The world’s biggest energy sector forum — the 12th biannual International Energy Forum — opened on Tuesday urging oil producers and consumers to help prevent a repeat of the excessive price volatility witnessed during the economic crisis of 2008-09.
The two days of talks will conclude with the publication of a ministerial declaration, calling for price stability and transparency. The IEF is being attended by OPEC, whose member nations, and the International Energy Agency, which represents consumers as the energy-monitoring arm of the OECD grouping of the world’s 30 leading industrialised nations.

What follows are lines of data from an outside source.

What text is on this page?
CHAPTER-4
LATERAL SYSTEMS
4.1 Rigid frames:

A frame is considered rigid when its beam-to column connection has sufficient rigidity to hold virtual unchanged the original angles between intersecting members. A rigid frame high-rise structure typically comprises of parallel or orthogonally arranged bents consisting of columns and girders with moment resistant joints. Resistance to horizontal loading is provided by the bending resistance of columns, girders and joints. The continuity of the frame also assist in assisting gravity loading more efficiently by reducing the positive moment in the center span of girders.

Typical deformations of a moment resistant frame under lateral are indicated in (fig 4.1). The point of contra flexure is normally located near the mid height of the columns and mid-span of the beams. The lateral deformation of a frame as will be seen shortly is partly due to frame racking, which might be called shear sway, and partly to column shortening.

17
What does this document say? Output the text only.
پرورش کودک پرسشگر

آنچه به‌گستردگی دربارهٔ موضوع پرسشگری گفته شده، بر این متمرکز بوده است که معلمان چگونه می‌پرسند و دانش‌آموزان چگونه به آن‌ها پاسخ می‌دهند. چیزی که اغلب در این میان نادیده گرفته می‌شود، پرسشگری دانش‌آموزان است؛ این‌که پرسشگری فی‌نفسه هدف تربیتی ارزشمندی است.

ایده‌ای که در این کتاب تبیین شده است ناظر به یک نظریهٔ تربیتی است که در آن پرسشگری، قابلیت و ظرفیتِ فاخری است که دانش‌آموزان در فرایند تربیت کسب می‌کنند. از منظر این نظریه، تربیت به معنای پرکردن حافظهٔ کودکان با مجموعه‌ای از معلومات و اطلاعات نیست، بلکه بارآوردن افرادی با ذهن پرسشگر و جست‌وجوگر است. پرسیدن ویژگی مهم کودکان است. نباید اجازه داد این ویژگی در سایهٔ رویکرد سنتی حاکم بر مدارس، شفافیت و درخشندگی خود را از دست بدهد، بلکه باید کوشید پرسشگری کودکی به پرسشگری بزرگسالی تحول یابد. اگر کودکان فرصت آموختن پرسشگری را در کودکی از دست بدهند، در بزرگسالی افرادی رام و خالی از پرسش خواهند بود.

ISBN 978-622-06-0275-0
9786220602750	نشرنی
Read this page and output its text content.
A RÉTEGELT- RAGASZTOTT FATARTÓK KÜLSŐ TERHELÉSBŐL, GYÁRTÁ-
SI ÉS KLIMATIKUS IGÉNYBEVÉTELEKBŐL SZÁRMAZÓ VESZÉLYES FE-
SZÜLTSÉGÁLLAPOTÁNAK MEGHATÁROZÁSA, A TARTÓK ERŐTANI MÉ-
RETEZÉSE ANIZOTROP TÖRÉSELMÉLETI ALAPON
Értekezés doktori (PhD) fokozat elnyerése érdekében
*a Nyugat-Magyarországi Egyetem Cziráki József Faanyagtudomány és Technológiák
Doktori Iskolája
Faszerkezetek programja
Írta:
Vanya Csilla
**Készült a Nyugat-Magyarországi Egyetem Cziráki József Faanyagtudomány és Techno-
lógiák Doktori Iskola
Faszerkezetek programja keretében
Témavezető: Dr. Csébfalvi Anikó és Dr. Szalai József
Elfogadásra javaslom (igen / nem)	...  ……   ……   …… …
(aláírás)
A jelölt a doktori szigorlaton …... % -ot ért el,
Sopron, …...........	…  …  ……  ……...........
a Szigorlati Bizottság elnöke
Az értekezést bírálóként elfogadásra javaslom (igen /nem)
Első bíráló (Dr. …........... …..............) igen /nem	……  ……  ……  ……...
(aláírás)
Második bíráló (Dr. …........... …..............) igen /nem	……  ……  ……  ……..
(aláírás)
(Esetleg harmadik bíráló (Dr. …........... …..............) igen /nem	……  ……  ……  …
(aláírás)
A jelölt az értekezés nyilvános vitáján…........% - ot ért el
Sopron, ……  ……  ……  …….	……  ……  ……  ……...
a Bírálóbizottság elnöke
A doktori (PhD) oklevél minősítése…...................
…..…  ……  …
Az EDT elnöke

India is being represented at the two-day conference by Petroleum Minister Murli Deora. Deora said the wild swing of 2008, when crude oil prices rose to a record high of $147 a barrel in July before plummeting to under $33 per barrel in December that year, should be avoided at all costs.
“We need to take steps to curb speculation and reduce volatility in the market,” he said.
Sudden accelerations in oil prices hurt consumers like India because they cause inflation and reduce spending, curbing economic growth. On the other hand, a plunge in prices affects investment in future supplies.
Deora also favoured curbs on paper trading to check volatility in prices.
Welcoming any move to curb speculation, Saudi Arabian Oil Minister Ali al-Naimi said current prices were “perfect”. Saudi Arabia is the world’s largest producer and exporter of crude oil. “(Oil prices at) $ 70—80, that’s the most appropriate price,” he said. India has been, since 2007, blaming speculative trade behind the rally in oil prices, a point that Naimi accepted last year.
OPEC Secretary General Abdullah al-Badri said oil price between $70 and 80, where the fuel has held for much of 2010, was good for producers and consumers — high enough to promote investment in new projects, but not so much that it clips demand from large economies.
Disclaimer: For this story, the author’s travel, boarding and lodging was provided by ONGC Videsh Ltd.